Missoula phlox can survive wintry wind blasts and midsummer droughts in the rocky scree on Waterworks Hill, but it cannot abide the trampling feet of off-trail hikers and their off-leash dogs.
So volunteers from Save Open Space and Missoula's Open Space Advisory Committee appealed to hikers Tuesday to help protect the rare cushion plant that inhabits the harshest habitat on Missoula's northern hills.
"It's a case of being loved to death," said Deborah Oberbillig, chairman of the Open Space Advisory Committee. "Waterworks Hill has become very popular, which is great. But people are spreading out on the trail and dogs are racing around, and the wildflowers are starting to suffer."
Thus the signs hammered into place by Oberbillig and others, warning of a "rare wildflower area ahead" on the path that takes hikers from a parking area off Greenough Drive to the peace sign - and through the cushion plant community.
In the rocky outcrop that rises up Waterworks Hill, Missoula phlox grows low to the ground and forms mats that bloom white and lavender in early to mid-summer. It is a subspecies of cushion plant found only in the Missoula area.
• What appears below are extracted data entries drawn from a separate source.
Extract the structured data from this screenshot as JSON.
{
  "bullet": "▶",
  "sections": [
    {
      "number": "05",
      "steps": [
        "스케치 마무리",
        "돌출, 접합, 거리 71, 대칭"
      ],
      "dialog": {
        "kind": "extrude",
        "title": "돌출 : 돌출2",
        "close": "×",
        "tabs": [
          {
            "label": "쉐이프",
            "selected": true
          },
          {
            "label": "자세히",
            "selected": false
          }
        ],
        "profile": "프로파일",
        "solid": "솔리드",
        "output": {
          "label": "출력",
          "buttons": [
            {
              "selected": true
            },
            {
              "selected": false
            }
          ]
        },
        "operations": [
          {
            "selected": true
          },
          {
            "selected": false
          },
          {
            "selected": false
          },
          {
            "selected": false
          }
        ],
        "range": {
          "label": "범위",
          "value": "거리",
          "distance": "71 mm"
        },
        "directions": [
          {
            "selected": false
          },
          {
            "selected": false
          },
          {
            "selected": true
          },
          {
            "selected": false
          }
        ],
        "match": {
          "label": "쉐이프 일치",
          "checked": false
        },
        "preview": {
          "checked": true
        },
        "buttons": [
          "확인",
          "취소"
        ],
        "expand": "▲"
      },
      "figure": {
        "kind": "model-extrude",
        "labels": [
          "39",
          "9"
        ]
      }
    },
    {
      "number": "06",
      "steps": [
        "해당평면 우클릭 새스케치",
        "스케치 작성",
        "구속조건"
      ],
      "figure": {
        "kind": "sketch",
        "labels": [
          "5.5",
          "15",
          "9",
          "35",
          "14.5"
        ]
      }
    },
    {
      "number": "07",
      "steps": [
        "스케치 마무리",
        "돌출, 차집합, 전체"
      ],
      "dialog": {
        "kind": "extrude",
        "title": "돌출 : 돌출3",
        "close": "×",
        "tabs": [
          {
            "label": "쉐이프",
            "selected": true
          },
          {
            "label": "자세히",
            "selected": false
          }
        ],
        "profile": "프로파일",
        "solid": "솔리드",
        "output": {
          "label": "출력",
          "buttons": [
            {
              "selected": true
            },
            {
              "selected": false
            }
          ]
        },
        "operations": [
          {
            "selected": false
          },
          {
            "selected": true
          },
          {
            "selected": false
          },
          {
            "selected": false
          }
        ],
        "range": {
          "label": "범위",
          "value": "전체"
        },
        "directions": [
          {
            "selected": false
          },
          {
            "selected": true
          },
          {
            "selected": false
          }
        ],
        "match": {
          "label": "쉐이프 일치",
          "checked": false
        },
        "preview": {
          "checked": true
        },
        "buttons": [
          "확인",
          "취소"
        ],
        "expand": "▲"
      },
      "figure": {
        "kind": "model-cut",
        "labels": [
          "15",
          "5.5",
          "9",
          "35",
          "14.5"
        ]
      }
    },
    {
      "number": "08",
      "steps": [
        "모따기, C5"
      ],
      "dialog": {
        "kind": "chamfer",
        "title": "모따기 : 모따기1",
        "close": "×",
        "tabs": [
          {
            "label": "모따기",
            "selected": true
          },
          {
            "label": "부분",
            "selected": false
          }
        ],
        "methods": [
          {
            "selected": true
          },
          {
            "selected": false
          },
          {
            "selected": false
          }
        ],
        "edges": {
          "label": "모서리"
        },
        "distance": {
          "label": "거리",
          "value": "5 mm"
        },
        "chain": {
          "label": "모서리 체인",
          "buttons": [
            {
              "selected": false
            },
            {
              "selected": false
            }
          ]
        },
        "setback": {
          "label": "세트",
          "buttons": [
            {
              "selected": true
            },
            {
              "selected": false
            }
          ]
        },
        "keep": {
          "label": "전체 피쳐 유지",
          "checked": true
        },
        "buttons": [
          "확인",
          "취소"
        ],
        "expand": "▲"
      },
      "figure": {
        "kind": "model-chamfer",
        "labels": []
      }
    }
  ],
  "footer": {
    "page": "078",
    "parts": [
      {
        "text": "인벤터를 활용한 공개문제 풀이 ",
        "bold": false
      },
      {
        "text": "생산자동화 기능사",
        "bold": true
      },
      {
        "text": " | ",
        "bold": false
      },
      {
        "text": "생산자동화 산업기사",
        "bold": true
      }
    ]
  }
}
Also among the rocks are Douglasia, another subspecies of cushion plants that already is starting to bloom - pink and purple. Douglasia, too, is damaged by off-trail hikers and dogs.
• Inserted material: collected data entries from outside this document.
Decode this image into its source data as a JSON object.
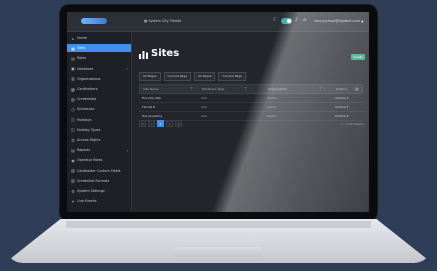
{
  "topbar": {
    "breadcrumb": "System City Florida",
    "user_email": "nancyschool@digitaut.com ▲"
  },
  "sidebar": {
    "items": [
      {
        "icon": "⌂",
        "label": "Home"
      },
      {
        "icon": "▦",
        "label": "Sites"
      },
      {
        "icon": "▤",
        "label": "Roles"
      },
      {
        "icon": "▣",
        "label": "Hardware",
        "chevron": "‹"
      },
      {
        "icon": "▥",
        "label": "Organizations"
      },
      {
        "icon": "▩",
        "label": "Cardholders"
      },
      {
        "icon": "▧",
        "label": "Credentials"
      },
      {
        "icon": "◷",
        "label": "Schedules"
      },
      {
        "icon": "◫",
        "label": "Holidays"
      },
      {
        "icon": "◫",
        "label": "Holiday Types"
      },
      {
        "icon": "⚿",
        "label": "Access Rights"
      },
      {
        "icon": "▤",
        "label": "Reports",
        "chevron": "‹"
      },
      {
        "icon": "◉",
        "label": "Operator Roles"
      },
      {
        "icon": "▨",
        "label": "Cardholder Custom Fields"
      },
      {
        "icon": "▨",
        "label": "Credential Formats"
      },
      {
        "icon": "⚙",
        "label": "System Settings"
      },
      {
        "icon": "✦",
        "label": "Live Events"
      }
    ]
  },
  "main": {
    "title": "Sites",
    "create_label": "Create",
    "tabs": [
      "All Pages",
      "Current Page",
      "All Pages",
      "Current Page"
    ],
    "columns": [
      "Site Name",
      "Hardware Type",
      "Organization",
      "Actions"
    ],
    "rows": [
      {
        "name": "Fire City Site",
        "hardware": "ACC",
        "org": "Alamo",
        "action": "Actions ▾"
      },
      {
        "name": "Florida B",
        "hardware": "ACC",
        "org": "Alamo",
        "action": "Actions ▾"
      },
      {
        "name": "Fire Academy",
        "hardware": "ACC",
        "org": "Alamo",
        "action": "Actions ▾"
      }
    ],
    "pager": [
      "«",
      "‹",
      "1",
      "›",
      "»"
    ],
    "range_text": "1 - 3 of 3 items"
  }
}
Ecologist Mary Manning, who chairs the city's North Hills open space subcommittee, sounded the alarm after surveying the site earlier this year.
"The habit of these plants is to spread across the ground like a cushion," she said. "It's a strategy they use to conserve water and compete for resources. But it also makes them very susceptible to damage."
Missoula phlox and Douglasia are well-adapted to life in the wind-blasted environment high on Waterworks Hill. "It's an on-the-edge kind of deal," Manning said. "It's almost an alpine environment."
But they are still tiny, delicate plants.
Janet Sproull, president of Save Open Space, which holds a conservation easement on part of the property, said the plants are relatively easy to protect.
"If people will help us by staying on the trail and keeping their dogs with them as they walk through the phlox habitat, the problem will be solved."
Sproull hopes to make the trail a bit more distinct, so there is no confusion about where hikers should (and should not) tread. Several sections of fence, damaged by vandals, also will be fixed. And more signs will be installed.
"But we're really relying on people who use the area to take care," she said.
"These plants have all sorts of strategies for survival," Manning said. "But there's no strategy to protect them from people. We have to do that for them."